A Coreia do Sul está no Grupo A da Copa do Mundo FIFA 2026, ao lado de África do Sul, México e República Tcheca. A melhor campanha da história dos sul-coreanos aconteceu em 2002, quando a equipe terminou na quarta colocação jogando em casa, em um dos resultados mais marcantes já conquistados por uma seleção asiática em Copas do Mundo.
A edição de 2026 marcará a 12ª participação da Coreia do Sul em Mundiais, reforçando a tradição do país no cenário internacional e consolidando a seleção como uma das principais forças do futebol asiático nas últimas décadas.
Para a Copa do Mundo FIFA 2026, a equipe comandada por Hong Myung-bo aposta na experiência de sua geração mais consolidada para tentar repetir o desempenho histórico de 2002 e buscar uma campanha competitiva no torneio.
O principal destaque técnico da seleção é o atacante Son Heung-min, capitão da equipe e uma das maiores referências do futebol asiático da atualidade. Além dele, a Coreia do Sul conta com nomes importantes do futebol europeu, como o zagueiro Kim Min-jae, do Bayern Munique, o atacante Hwang Hee-chan, do Wolverhampton, e o meia-atacante Lee Kang-in, do Paris Saint-Germain.
A presença de jogadores em grandes ligas europeias reforça o crescimento internacional do futebol sul-coreano nos últimos anos. A seleção chega ao Mundial com uma base experiente, acostumada a competições de alto nível, e tenta transformar essa maturidade em protagonismo dentro da Copa do Mundo FIFA 2026.
Taticamente, Hong Myung-bo costuma utilizar formações como o 4-2-3-1 e o 3-4-3, priorizando organização defensiva, equilíbrio no meio-campo e transições rápidas. A equipe aposta na velocidade pelos lados do campo e no poder de decisão de Heung-min Son para tentar surpreender adversários mais tradicionais durante o Mundial.

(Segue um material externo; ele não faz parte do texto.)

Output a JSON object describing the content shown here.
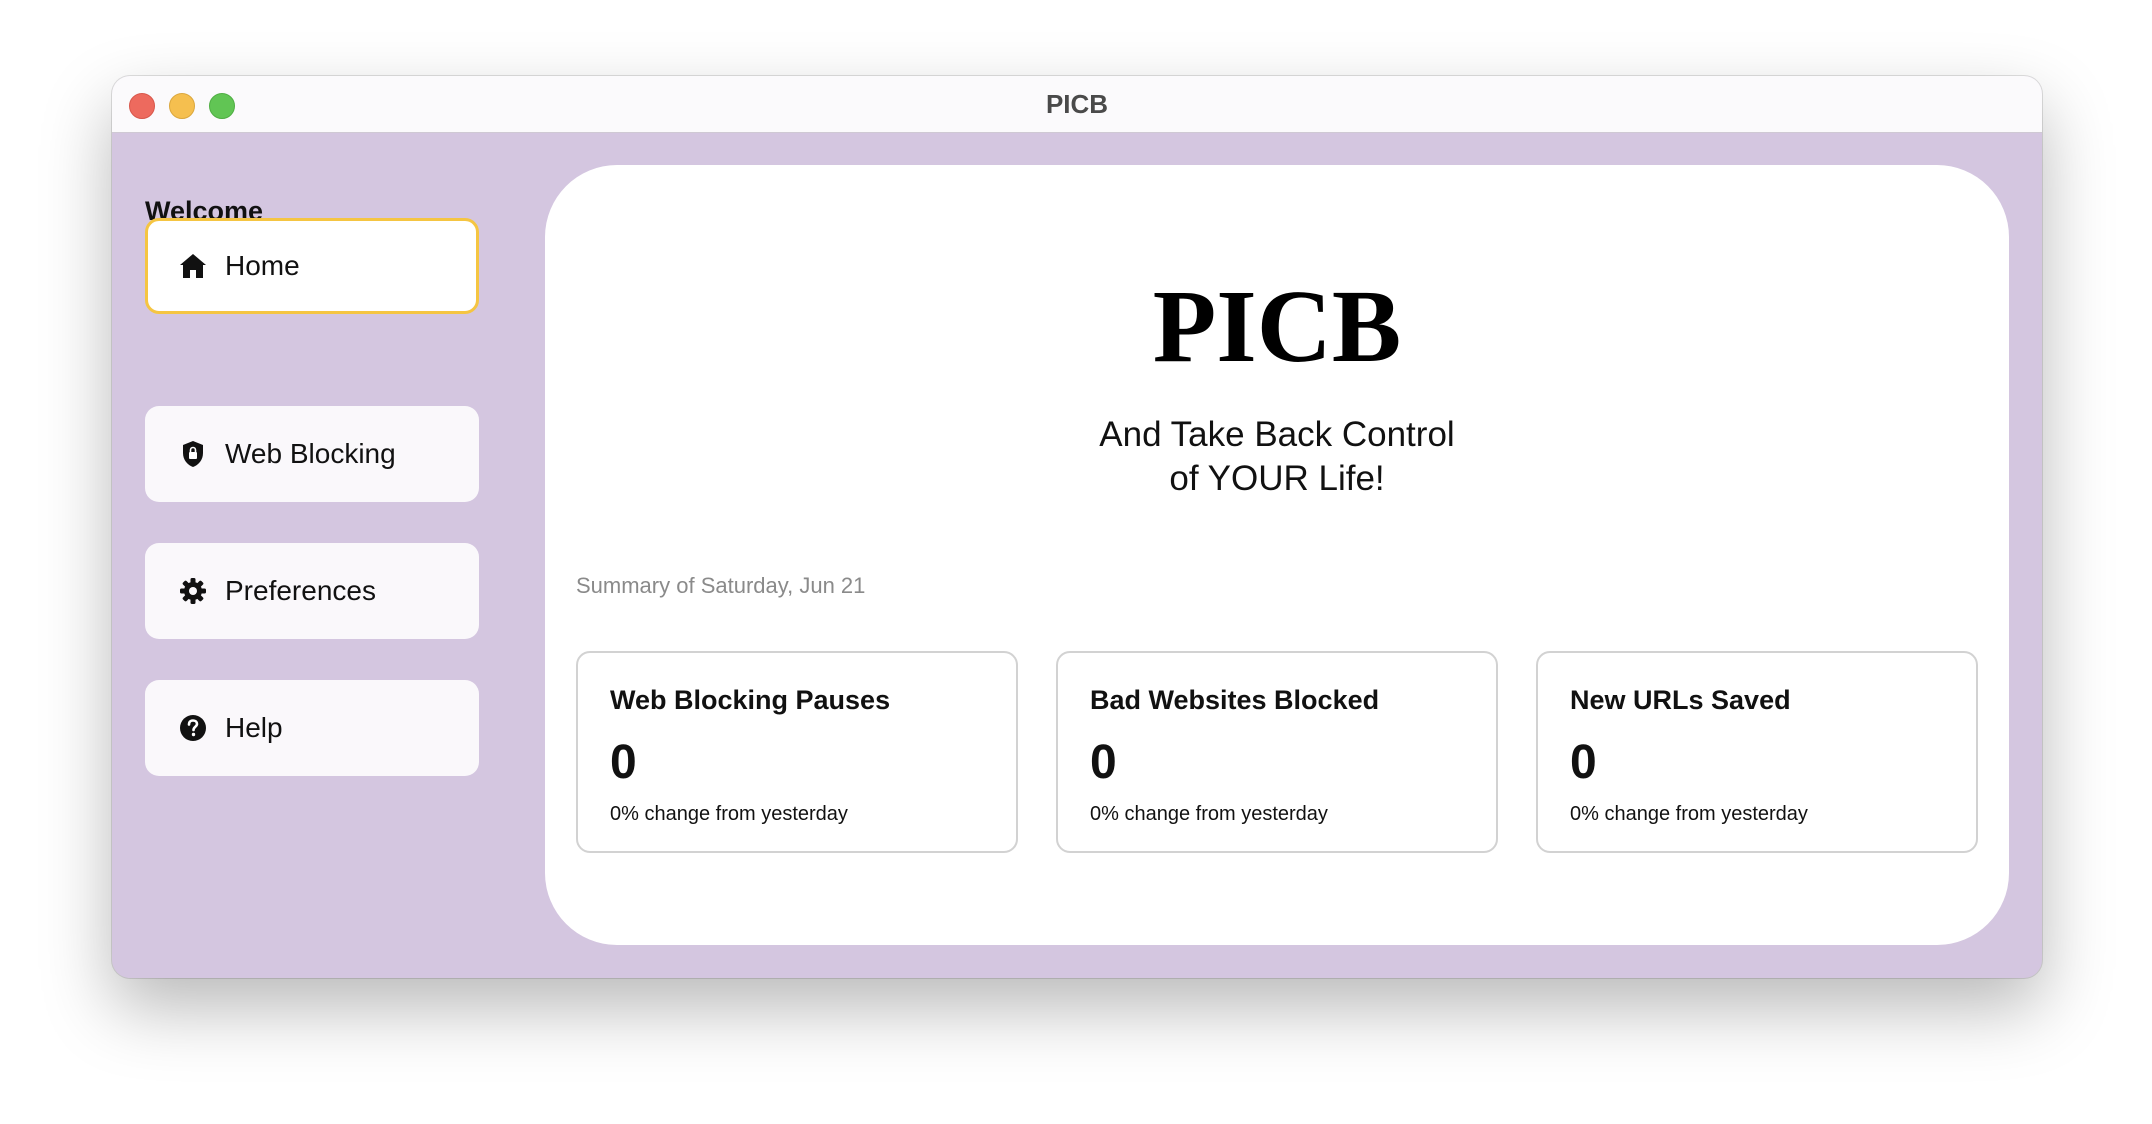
{
  "window": {
    "title": "PICB"
  },
  "sidebar": {
    "heading": "Welcome",
    "items": [
      {
        "label": "Home",
        "icon": "house-icon",
        "active": true
      },
      {
        "label": "Web Blocking",
        "icon": "shield-lock-icon",
        "active": false
      },
      {
        "label": "Preferences",
        "icon": "gear-icon",
        "active": false
      },
      {
        "label": "Help",
        "icon": "question-circle-icon",
        "active": false
      }
    ]
  },
  "main": {
    "brand": "PICB",
    "tagline_line1": "And Take Back Control",
    "tagline_line2": "of YOUR Life!",
    "summary": "Summary of Saturday, Jun 21",
    "stats": [
      {
        "title": "Web Blocking Pauses",
        "value": "0",
        "change": "0% change from yesterday"
      },
      {
        "title": "Bad Websites Blocked",
        "value": "0",
        "change": "0% change from yesterday"
      },
      {
        "title": "New URLs Saved",
        "value": "0",
        "change": "0% change from yesterday"
      }
    ]
  },
  "colors": {
    "background": "#d4c6e0",
    "active_border": "#f5c542",
    "card": "#ffffff"
  }
}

Uma das principais preocupações da comissão técnica para a estreia diante da República Tcheca envolve a situação física do meio-campista Hwang In-beom, considerado peça importante no setor de criação e equilíbrio da equipe.
Segundo dados do Transfermarkt, a última convocação de Hong Myung-bo possuía valor de mercado estimado em aproximadamente € 135 milhões (cerca de R$ 838 milhões). O número evidencia o crescimento técnico e financeiro do futebol sul-coreano, além da consolidação de jogadores do país em algumas das principais ligas do futebol mundial.
Jogadores mais valiosos da Coreia do Sul
- Lee Kang-in (PSG) — € 28 milhões (R$ 178 milhões)
- Kim Min-jae (Bayern de Munique) — € 25 milhões (R$ 159 milhões)
- Son Heung-min (Los Angeles) — € 17 milhões (R$ 108 milhões)
- Oh Hyeon-gyu (Genk/Beşiktaş) — € 15 milhões (R$ 95 milhões)
- Hwang Hee-chan (Wolverhampton) — € 8 milhões (R$ 51 milhões)
- Hwang In-beom (Feyenoord) — € 8 milhões (R$ 51 milhões)
- Jeong Woo-yeong (Union Berlin) — € 3,5 milhões (R$ 22 milhões)
- Bae Jun-ho (Stoke City) — € 3 milhões (R$ 19 milhões)
- Yang Min-hyeok (Coventry City) — € 3 milhões (R$ 19 milhões)
- Hong Hyun-seok (Gent) — € 3 milhões (R$ 19 milhões)
A Coreia do Sul chega à Copa do Mundo FIFA 2026 tentando reviver a histórica campanha de 2002. Apostando em um elenco experiente, organizado taticamente e liderado pelo talento de Son Heung-min, a seleção asiática sonha em avançar ao mata-mata e voltar a figurar entre as principais surpresas do torneio, reforçando o crescimento do futebol sul-coreano no cenário internacional.